Internationale Fachkräfte im Fokus
WSP-Personaldialog in Pforzheim: Strategien gegen Arbeitskräftemangel in Wirtschaft und Handwerk

Der WSP-Personaldialog am 13. November 2025 im CongressCentrum Pforzheim (CCP) widmete sich intensiv der Frage, wie internationale Fachkräfte dem Arbeitskräftemangel in der Region begegnen können. Unter dem Veranstaltungstitel „Fachkräfte aus dem Ausland – Theorie, Erwartungen und Erfahrungen aus der Praxis“ kamen Vertreterinnen und Vertreter aus Wirtschaft, Verwaltung, Handwerk sowie Bildung zusammen, um verschiedene Zugänge und praktische Lösungen zu diskutieren.

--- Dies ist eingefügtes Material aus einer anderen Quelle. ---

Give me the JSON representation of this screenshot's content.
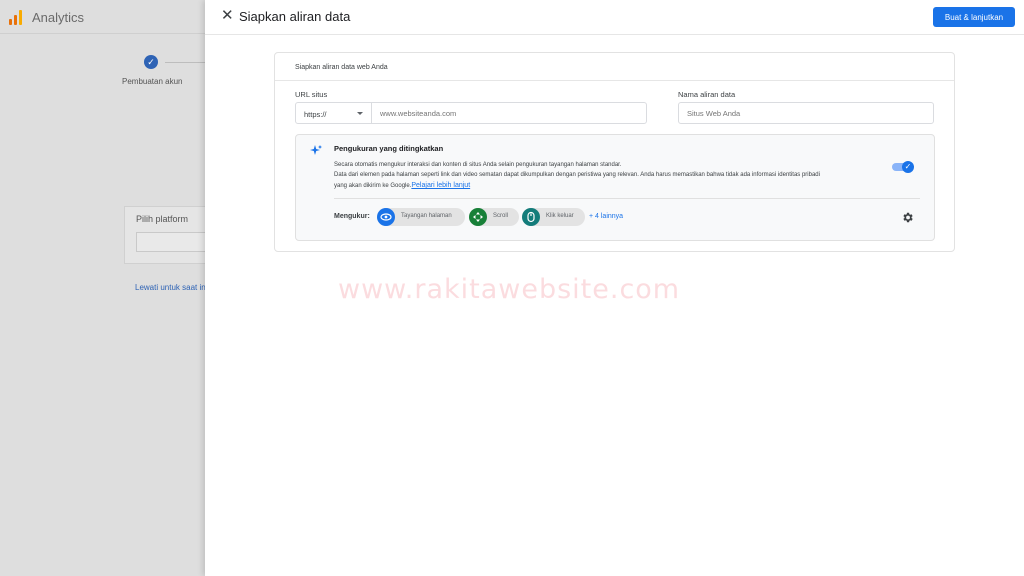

Impulsgeber und Schwerpunkte der Veranstaltung
Markus Epple, Geschäftsbereichsleiter Wirtschaftsförderung beim WSP, eröffnete die Veranstaltung. Er hob hervor, dass es für die Region von zentraler Bedeutung sei, ihre Wirtschaft gezielt zu stärken und bei der internationalen Fachkräftegewinnung aktiv zu werden.
Fachkräftepotenzial internationaler Studierender
Meike Anisova Schwarz, Managerin International Programs, Incoming & Hochschule Pforzheim, betonte in ihrem Vortrag, dass internationale Studierende eine oft unterschätzte Ressource für den Arbeitsmarkt darstellen. Sie stellte unterschiedliche Zugangswege zu den Hochschulen vor, zeigte stark nachgefragte Studiengänge auf und gab Einblick in die beruflichen Ziele dieser Zielgruppe nach dem Abschluss. Praxisbeispiele machten deutlich, wie Unternehmen durch gezielte Kooperationen Studierende gewinnen und langfristig binden können.
Rechtliche Rahmenbedingungen und Beratungsbedarf
Neslihan Bahadir, stellvertretende Abteilungsleitung sowie Sachgebietsleiterin Ausländerwesen der Stadt Pforzheim, beleuchtete die „Fachkräftezuwanderung: Aufenthaltserlaubnis“. Besonders bei Fachkräften mit berufspraktischer Erfahrung besteht laut ihrem Beitrag großer Informationsbedarf, insbesondere auf Seiten der Arbeitgeber. Sie hob hervor, dass intensive Aufklärung und praxisnahe Beratung notwendig seien, um die rechtlichen Möglichkeiten optimal zu nutzen.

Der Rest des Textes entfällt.